North Carolina History Digital Textbook Project

A technological tour of the Biltmore Estate

By Sue Clark McKendree

LEARN NC was a program of the University of North Carolina at Chapel Hill School of Education from 1997 – 2013. It provided lesson plans, professional development, and innovative web resources to support teachers, build community, and improve K-12 education in North Carolina. Learn NC is no longer supported by the School of Education – this is a historical archive of their website.

A technological tour of the Biltmore Estate

By Sue Clark McKendree

Provided by Biltmore Company

The Technologies Tour provides guests with an understanding of the importance of the state-of-the-art technologies that were incorporated into Biltmore House at the turn of the century. Despite its French Renaissance appearance, Biltmore was a new nineteenth-century home that showcased advanced technological features unheard of in most average American homes at the time. These included electricity, indoor plumbing, central heat, mechanical refrigeration, freight and passenger elevators, dumb-waiters, in-House telephones, and a complex servants’ call system. These amenities not only enhanced the comfort of the Vanderbilts and their guests, but lightened the work load of the Biltmore House domestic staff and made their lives more comfortable as well.

Scholars point to the 1920s as the turning point when labor-saving devices came into use in the American middle-class home. That point arrived here 25 years earlier. In addition, the South lagged behind the rest of the county in its acceptance of labor-saving devices, placing Biltmore House even further into the vanguard. This tour will focus exclusively on Biltmore’s advanced technologies and on the evolution of those technologies as innovations appeared.

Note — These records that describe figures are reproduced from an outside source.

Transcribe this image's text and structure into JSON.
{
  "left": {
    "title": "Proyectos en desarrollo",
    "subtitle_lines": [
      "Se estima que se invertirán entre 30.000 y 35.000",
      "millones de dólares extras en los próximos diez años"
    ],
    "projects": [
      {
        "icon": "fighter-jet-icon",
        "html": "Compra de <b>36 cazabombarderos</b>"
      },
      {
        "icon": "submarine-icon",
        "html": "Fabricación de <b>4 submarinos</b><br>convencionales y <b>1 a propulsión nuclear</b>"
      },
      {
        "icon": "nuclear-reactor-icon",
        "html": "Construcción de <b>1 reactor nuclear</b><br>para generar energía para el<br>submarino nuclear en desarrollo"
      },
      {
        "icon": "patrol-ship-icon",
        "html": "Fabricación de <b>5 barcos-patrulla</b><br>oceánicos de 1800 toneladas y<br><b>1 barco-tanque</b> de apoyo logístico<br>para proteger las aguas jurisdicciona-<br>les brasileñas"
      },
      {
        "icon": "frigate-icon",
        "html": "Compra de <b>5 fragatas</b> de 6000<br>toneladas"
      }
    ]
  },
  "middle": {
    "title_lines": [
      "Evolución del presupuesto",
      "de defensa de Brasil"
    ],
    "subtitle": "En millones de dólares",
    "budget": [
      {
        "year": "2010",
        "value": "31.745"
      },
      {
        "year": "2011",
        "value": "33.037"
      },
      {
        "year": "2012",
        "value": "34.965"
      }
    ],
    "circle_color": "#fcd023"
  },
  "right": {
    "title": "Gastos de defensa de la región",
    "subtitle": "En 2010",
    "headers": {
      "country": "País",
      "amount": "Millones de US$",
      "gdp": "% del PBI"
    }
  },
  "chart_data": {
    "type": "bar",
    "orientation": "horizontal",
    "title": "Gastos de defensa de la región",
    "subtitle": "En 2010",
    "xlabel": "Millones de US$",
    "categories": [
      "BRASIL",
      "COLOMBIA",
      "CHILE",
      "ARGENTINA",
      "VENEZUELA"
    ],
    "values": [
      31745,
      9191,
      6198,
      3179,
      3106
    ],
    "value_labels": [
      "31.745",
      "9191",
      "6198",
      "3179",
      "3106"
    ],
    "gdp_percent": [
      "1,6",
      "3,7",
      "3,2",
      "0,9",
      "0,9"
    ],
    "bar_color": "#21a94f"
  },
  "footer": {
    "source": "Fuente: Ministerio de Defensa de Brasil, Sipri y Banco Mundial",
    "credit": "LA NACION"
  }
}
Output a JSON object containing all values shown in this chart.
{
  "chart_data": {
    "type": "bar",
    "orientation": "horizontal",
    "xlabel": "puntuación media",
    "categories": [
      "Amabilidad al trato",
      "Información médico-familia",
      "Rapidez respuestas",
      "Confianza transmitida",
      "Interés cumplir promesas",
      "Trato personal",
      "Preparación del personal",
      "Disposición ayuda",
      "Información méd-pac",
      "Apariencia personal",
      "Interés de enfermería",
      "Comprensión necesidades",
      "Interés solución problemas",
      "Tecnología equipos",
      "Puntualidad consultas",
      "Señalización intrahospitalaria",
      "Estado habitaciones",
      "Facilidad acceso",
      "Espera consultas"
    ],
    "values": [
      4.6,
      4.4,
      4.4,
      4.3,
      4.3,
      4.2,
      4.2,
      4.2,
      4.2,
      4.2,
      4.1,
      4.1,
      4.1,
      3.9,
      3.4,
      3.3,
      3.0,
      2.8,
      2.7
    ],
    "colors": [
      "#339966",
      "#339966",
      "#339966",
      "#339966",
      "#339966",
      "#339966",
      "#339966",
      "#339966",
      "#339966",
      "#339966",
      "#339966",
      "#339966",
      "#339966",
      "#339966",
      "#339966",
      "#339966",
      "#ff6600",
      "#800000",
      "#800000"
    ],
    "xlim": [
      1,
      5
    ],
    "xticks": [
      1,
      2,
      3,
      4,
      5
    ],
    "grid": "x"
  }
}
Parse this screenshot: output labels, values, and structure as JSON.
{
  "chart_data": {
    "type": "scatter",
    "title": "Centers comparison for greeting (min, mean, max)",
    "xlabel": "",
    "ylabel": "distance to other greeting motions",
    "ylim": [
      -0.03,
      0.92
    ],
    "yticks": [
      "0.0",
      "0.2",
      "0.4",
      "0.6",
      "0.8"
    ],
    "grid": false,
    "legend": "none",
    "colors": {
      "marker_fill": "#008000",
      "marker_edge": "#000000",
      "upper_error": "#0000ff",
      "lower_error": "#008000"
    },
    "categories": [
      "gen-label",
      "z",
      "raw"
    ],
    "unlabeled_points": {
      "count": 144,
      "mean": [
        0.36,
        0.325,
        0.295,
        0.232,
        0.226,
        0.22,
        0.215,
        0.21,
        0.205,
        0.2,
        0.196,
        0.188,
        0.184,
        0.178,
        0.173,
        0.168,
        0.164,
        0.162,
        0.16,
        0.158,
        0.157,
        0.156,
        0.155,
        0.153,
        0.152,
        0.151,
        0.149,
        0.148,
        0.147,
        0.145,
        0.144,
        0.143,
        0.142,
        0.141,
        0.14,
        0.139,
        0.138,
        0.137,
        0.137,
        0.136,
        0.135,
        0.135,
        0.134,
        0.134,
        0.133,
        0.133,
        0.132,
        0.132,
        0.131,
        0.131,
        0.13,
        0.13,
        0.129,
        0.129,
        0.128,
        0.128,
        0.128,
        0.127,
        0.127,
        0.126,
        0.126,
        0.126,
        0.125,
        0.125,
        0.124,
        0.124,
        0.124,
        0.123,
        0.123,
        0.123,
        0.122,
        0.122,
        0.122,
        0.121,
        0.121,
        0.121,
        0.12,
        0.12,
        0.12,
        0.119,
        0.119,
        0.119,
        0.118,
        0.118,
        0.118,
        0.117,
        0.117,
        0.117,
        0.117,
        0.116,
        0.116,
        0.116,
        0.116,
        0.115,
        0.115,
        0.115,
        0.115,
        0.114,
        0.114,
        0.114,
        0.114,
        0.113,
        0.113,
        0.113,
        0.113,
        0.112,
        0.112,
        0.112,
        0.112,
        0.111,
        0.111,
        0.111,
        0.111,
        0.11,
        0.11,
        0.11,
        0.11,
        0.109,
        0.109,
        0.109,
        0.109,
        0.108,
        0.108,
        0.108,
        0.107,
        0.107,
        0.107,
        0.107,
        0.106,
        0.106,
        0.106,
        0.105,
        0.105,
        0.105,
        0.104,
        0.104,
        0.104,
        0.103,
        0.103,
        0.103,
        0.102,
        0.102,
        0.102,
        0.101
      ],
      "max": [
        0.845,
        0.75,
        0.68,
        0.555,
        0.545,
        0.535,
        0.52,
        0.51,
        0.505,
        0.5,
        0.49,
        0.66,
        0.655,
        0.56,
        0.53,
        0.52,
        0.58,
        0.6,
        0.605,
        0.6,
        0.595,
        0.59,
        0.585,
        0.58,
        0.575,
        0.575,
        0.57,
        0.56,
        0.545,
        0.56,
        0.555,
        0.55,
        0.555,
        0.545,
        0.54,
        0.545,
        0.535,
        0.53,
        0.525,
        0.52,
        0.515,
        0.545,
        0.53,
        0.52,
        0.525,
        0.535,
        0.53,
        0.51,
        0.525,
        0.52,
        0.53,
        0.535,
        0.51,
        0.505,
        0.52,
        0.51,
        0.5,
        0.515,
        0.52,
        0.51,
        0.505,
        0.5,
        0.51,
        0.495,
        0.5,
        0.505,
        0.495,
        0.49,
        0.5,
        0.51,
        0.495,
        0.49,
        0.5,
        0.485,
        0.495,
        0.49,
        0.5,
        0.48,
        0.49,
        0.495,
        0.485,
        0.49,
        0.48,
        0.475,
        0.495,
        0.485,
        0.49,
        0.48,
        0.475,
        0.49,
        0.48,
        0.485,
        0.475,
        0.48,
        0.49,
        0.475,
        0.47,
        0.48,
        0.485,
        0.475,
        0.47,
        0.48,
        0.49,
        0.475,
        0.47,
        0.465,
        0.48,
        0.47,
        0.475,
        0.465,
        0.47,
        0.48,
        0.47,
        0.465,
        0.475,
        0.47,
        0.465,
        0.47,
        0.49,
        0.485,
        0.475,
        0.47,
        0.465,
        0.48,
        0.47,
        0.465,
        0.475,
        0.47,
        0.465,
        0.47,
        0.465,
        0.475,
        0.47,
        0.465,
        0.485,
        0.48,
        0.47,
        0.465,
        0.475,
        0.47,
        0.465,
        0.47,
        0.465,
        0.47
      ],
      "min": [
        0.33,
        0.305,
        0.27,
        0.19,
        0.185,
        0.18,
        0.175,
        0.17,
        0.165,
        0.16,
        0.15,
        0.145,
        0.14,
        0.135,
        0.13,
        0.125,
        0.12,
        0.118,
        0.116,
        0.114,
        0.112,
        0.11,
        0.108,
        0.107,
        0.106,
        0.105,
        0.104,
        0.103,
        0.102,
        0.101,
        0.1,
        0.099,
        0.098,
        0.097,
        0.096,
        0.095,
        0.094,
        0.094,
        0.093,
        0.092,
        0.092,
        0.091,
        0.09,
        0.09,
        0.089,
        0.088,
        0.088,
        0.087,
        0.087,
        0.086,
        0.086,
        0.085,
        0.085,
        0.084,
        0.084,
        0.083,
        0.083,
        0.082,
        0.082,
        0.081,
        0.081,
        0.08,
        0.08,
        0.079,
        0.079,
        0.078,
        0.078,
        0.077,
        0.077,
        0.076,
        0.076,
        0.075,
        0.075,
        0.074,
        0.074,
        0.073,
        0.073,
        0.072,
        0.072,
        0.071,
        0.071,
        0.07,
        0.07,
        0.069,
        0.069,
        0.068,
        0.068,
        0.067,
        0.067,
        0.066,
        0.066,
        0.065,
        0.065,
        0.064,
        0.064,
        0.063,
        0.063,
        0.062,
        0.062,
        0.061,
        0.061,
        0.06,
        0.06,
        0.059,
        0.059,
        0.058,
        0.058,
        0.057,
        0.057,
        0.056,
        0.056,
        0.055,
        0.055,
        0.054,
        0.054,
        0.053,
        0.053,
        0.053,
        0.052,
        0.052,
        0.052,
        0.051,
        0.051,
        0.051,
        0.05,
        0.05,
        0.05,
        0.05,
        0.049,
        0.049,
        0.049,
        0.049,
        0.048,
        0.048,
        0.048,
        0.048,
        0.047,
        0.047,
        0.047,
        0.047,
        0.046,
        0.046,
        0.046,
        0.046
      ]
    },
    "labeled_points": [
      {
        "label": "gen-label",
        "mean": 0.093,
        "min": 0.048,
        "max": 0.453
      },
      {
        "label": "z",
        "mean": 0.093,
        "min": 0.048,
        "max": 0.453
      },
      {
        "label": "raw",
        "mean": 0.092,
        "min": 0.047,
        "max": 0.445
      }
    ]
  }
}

At the end of the Technologies Tour, visitors will understand:

  1. the inspirations for and origins of the technological features used in Biltmore House,
  2. what these technologies were,
  3. their impact on the day-to-day functioning of Biltmore House, and
  4. how they enhanced not only the comfort of the Vanderbilts and their guests, but the work and living conditions of the Biltmore House domestic staff as well.